Time to School:  Preparing the Toddler

The summer time of vacations, late nights and late mornings, easy relaxed days is about to be over. It’s time again for schools to reopen, for parents to pull themselves and children up - to run with the pace of the clock and for children to adjust again to the routine and discipline of the school.

School time is a time that tenses both the child, and the parent for its associated discipline and routine. And if the child is stepping in the school environment for the first time, it enhances the anxiety many folds.  As parents we play a major role in how fast and how well the child gets comfortable and settles in the new environment of the school.

When we leave the child at the gate of the school, the child is confused and scared. Never earlier we allowed the child to be alone anywhere. We told multiple scary versions of what could happen if the child goes alone anywhere or talks to strangers. This caution that we set in the child’s mind as fear, makes the child go uneasy and cry when we leave the child in school. The place is new and all the people are strangers to the child. The child resists being with them by crying, screaming, biting, hitting, throwing up and not eating. During the initial days it is natural for the child to react in this manner. If she/he would not react this way, we shall be alert as then the child might not raise an alarm in the company of strangers.

This reaction shall be handled with empathy towards the child. Do plan a couple of visits prior to the D-Day and spend some time in the play area of the child’s school with the child. Familiarity with the place and people around reduces the child’s anxiety and helps the transition and settling. Talk to the child about new friends and teachers the child will meet and the interesting activities she/he would do. Comfort her/him by reinforcing that she/he will be safe and taken care of. Drop the child with a relaxed gesture and comforting tone. Say bye to the child, reinforce that she/he will have interesting activities to do and then you will COME TO PICK her/him up.
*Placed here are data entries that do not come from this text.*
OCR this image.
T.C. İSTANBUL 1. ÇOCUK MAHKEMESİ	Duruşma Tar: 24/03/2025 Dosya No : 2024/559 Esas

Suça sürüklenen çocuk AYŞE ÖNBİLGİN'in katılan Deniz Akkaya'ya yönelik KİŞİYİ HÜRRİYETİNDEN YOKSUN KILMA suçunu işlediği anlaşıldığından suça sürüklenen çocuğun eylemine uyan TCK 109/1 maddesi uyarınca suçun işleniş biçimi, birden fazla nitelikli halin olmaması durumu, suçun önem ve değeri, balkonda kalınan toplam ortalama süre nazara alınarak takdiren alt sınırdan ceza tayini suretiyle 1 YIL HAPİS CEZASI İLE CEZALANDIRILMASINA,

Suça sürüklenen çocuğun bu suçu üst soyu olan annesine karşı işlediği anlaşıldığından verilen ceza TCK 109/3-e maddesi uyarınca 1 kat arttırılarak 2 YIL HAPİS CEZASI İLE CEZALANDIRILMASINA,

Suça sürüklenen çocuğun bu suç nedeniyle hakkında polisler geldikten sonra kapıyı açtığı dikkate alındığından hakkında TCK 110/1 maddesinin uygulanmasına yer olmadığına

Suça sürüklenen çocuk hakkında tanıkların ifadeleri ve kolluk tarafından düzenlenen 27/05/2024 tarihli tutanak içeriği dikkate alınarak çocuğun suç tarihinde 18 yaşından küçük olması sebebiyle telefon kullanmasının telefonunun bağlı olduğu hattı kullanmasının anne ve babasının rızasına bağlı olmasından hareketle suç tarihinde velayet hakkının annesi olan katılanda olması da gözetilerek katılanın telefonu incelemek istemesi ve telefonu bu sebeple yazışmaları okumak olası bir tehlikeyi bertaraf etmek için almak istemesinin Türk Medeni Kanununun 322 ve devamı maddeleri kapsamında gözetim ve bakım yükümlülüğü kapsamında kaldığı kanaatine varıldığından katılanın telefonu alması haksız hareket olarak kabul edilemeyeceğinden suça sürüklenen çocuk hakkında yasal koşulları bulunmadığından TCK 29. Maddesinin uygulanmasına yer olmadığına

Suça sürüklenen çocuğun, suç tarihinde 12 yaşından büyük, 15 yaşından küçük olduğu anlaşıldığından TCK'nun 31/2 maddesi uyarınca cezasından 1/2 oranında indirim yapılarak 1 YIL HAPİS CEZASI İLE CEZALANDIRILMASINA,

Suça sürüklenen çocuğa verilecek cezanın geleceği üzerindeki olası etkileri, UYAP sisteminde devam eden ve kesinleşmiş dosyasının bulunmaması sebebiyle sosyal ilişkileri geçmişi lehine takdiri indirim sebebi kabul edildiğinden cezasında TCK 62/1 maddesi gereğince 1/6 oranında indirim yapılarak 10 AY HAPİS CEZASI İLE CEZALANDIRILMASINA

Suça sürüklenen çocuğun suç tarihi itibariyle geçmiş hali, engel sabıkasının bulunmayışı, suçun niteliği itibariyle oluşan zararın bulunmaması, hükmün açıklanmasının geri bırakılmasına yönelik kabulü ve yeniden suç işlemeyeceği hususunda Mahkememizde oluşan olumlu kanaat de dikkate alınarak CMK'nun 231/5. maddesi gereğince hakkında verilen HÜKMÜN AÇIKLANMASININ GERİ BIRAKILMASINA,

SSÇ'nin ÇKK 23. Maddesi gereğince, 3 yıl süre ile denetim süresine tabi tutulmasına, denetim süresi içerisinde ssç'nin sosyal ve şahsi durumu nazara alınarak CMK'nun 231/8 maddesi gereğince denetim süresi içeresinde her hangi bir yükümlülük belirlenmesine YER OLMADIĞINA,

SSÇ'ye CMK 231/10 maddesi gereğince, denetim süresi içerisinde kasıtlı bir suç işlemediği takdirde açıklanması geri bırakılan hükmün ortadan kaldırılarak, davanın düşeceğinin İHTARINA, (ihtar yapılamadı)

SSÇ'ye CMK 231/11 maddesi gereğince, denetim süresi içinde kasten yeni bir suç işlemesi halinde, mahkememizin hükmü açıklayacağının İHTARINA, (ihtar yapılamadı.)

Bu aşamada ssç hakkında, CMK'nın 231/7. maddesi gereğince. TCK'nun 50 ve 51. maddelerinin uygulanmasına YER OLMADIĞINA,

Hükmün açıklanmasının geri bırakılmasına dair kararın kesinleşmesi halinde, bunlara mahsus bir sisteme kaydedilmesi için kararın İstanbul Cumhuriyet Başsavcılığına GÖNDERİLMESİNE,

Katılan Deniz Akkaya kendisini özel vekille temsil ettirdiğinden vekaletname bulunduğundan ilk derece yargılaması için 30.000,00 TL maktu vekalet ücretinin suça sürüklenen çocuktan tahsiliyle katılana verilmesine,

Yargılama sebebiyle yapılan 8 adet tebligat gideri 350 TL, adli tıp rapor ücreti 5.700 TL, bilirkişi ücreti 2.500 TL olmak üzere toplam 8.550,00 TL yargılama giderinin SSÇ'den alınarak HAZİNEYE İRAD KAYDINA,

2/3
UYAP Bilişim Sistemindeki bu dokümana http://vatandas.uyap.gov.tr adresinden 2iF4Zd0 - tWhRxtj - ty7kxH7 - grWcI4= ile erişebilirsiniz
This takes care of the child’s fear about where you have left her/him, and when will you come back. If the child knows you are standing out and peeping, a child will also hold on to the gate, screaming and resisting more to go to teachers. A child senses the parent’s anxiety and this makes its own anxieties and fears worse. The parents’ comfort and relaxation rubs positively on to the child too.

Pick the child with a welcoming smile and hug. Ask positive questions like How was the music time? You enjoyed dancing and colouring? I am sure you shared and enjoyed with your friends? This sets the tone for the subsequent days and makes the child know that these things are waiting for her/him. In contrast if we ask questions like did someone hit you? Did your teacher get angry? Did you not like the place etc. we are setting the child into believing that this all would happen here, thus paving the way for unsettling rather than settling the child. As parents we have selected the best for our child after all the due diligence. And, we need to pass this confidence to our child; not the imaginary fears.

Even when once settled, the child gets bad Monday Blues for some time. The child also shows resistance after holidays and leaves or even with changes like visitors at home, a parent travelling out, parent being unwell, being dropped late etc. For some children the ‘separation anxiety’ is high and they would cry and cling to the parent routinely during drop. In all these instances, the child normally settles down and gets active after coming to class.

Each child will take her/his own time to settle. Coordinate and cooperate with the child’s teacher and work together in this process. Hold your urge to see your child to be in the first few to settle. Avoid pushing the child by always telling that no one is crying but only her/him. Each child is a unique individual. Allow the needed time and space for the child to go through this new phase of her/his life. As parent we know this is important for the child. If we hold on to our patience, positivity and perseverance, we will soon see the child all smiles in her/his first journey into the outside world.